Meltzer, mais conhecido como guitarrista de jazz e poeta da geração beat e da contracultura, escreveu duas séries para a Essex. A primeira, The Agency, com três livros: The Agency (1968), The Agent (1968) e How Many Blocks in the Pile? (1969). Segundo John Clute, “(…) é uma sátira consideravelmente cruel dos EUA em um futuro próximo, com um enredo cuja natureza erótica (um jovem é doutrinado pela organização do mesmo nome (The Agency) para escravidão sexual, ele mesmo tornando-se um agente para seus senhores) pode facilmente ser visto como uma metáfora ilustrando a natureza distópica da sociedade pós-industrial”.
A segunda série, conhecida como Brain Plant, traz os livros Lovely (1969), Healer (1969), Out (1969) e Glue Factory (1969), com personagens que percorrem um EUA desconjuntado em uma busca pré-programada por sexo, enquanto os “senhores secretos” governam a partir do coração do complexo industrial-militar.
The Gas (Capa: Harry Douthwaite/ Savoy Books).
Também são citados nessa área mais extrema da ficção científica os escritores Charles Platt e Barry N. Malzberg, que trabalharam com a Ophelia Press. O livro mais comentado de Platt nesse sentido é The Gas (1970), que fala sobre um gás acidentalmente liberado sobre a Inglaterra e que age como um poderoso afrodisíaco. Segundo John Clute, o trabalho de Platt mostra uma clareza constante e uma nítida inclinação para a ofensa. No caso desse livro, “(...) ele trata seu material sexual em termos transgressivamente pornográficos, o que estimulou a ira da polícia de Manchester, muito ativa naqueles dias como autoproclamada árbitro da moral pública”.
O professor Joseph Marchesani, da Pennsylvania State University, já citado na primeira matéria, também destaca as mudanças pelas quais passaram a ficção científica e a fantasia nos anos 1960, e “(...) começaram a refletir as mudanças estimuladas pelo movimento dos direitos civis e o surgimento da contracultura”. Assim, os escritores ligados à new wave “(...) estavam mais propensos a reivindicar um interesse no ‘espaço interior’ em vez de no espaço exterior, e a chamar seu trabalho de ‘ficção especulativa’ em vez de fantasia ou ficção científica. Eles eram menos tímidos a respeito da sexualidade explícita e mais favoráveis a reconsiderações sobre a função dos gêneros e o status social das minorias sexuais.

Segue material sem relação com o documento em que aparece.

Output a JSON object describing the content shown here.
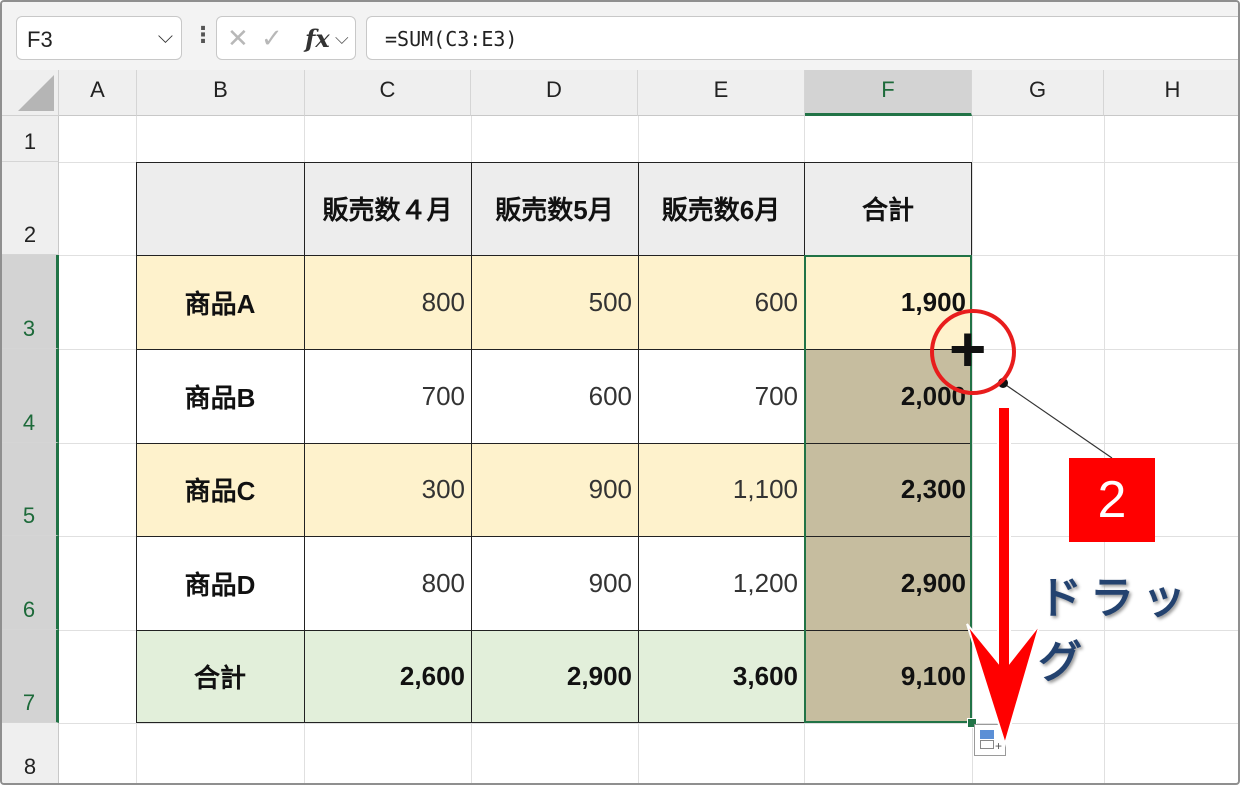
{
  "formula_bar": {
    "name_box": "F3",
    "formula": "=SUM(C3:E3)",
    "cancel_icon": "✕",
    "enter_icon": "✓",
    "fx_label": "fx"
  },
  "columns": [
    "A",
    "B",
    "C",
    "D",
    "E",
    "F",
    "G",
    "H"
  ],
  "rows": [
    "1",
    "2",
    "3",
    "4",
    "5",
    "6",
    "7",
    "8"
  ],
  "table": {
    "headers": [
      "",
      "販売数４月",
      "販売数5月",
      "販売数6月",
      "合計"
    ],
    "rows": [
      {
        "label": "商品A",
        "c": "800",
        "d": "500",
        "e": "600",
        "f": "1,900"
      },
      {
        "label": "商品B",
        "c": "700",
        "d": "600",
        "e": "700",
        "f": "2,000"
      },
      {
        "label": "商品C",
        "c": "300",
        "d": "900",
        "e": "1,100",
        "f": "2,300"
      },
      {
        "label": "商品D",
        "c": "800",
        "d": "900",
        "e": "1,200",
        "f": "2,900"
      },
      {
        "label": "合計",
        "c": "2,600",
        "d": "2,900",
        "e": "3,600",
        "f": "9,100"
      }
    ]
  },
  "colors": {
    "header_fill": "#ededed",
    "yellow_row": "#fef2cc",
    "total_row": "#e2efda",
    "fill_preview": "#c6bd9f",
    "selection": "#217346",
    "annotation_red": "#e81d1d",
    "annotation_text": "#23426f"
  },
  "annotation": {
    "step_number": "2",
    "label": "ドラッグ",
    "cursor_icon": "fill-handle-crosshair"
  }
}
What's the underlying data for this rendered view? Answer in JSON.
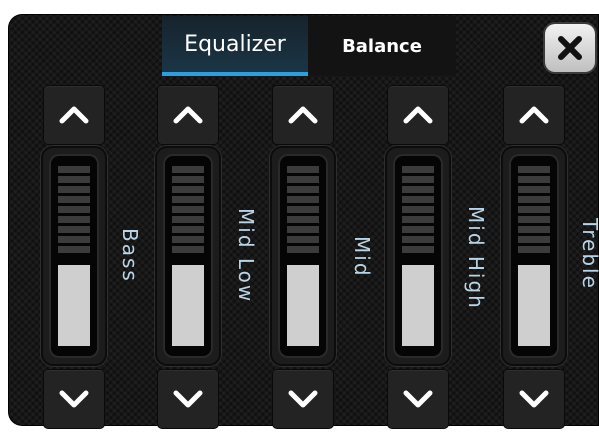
{
  "tabs": [
    {
      "label": "Equalizer",
      "active": true
    },
    {
      "label": "Balance",
      "active": false
    }
  ],
  "close_button": {
    "icon": "close-icon"
  },
  "bands": [
    {
      "label": "Bass",
      "level": 0.45
    },
    {
      "label": "Mid Low",
      "level": 0.45
    },
    {
      "label": "Mid",
      "level": 0.45
    },
    {
      "label": "Mid High",
      "level": 0.45
    },
    {
      "label": "Treble",
      "level": 0.45
    }
  ],
  "colors": {
    "accent": "#2d9fe0",
    "label_text": "#b9d4e6",
    "slider_fill": "#cfcfcf",
    "background": "#171717"
  }
}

A medida que as expectativas pela igualdade social propagaram-se para raça, gênero e orientação sexual, as mulheres escritoras simpáticas a essas expectativas assumiram os dois gêneros em números crescentes – entre outras, Alice Sheldon, Ursula K. Le Guin, Sally Miller Gearhart, Marge Piercy, Joanna Russ, Suzy McKee Charnas, Elizabeth A. Lynn e Diane Duane.
(Capa: Lightsource Images/ Spinsters Ink).
Gearhart, uma das mais ativas e conhecidas ativistas pelos direitos das mulheres e dos gays nos EUA, publicou seu The Wanderground – Stories of the Hill Women, em 1978, apresentando uma sociedade de mulheres, que abandonaram as cidades governadas por homens para formar uma comunidade isolada. Essas mulheres têm habilidades psíquicas e uma relação de harmonia e equilíbrio com a natureza. Marge Piercy escreveu o romance utópico Woman on the Edge of Time (1976. Ver a matéria Um Mundo de Utopias e Distopias), que traz uma visão de um futuro em que a homossexualidade é aceita sem restrições.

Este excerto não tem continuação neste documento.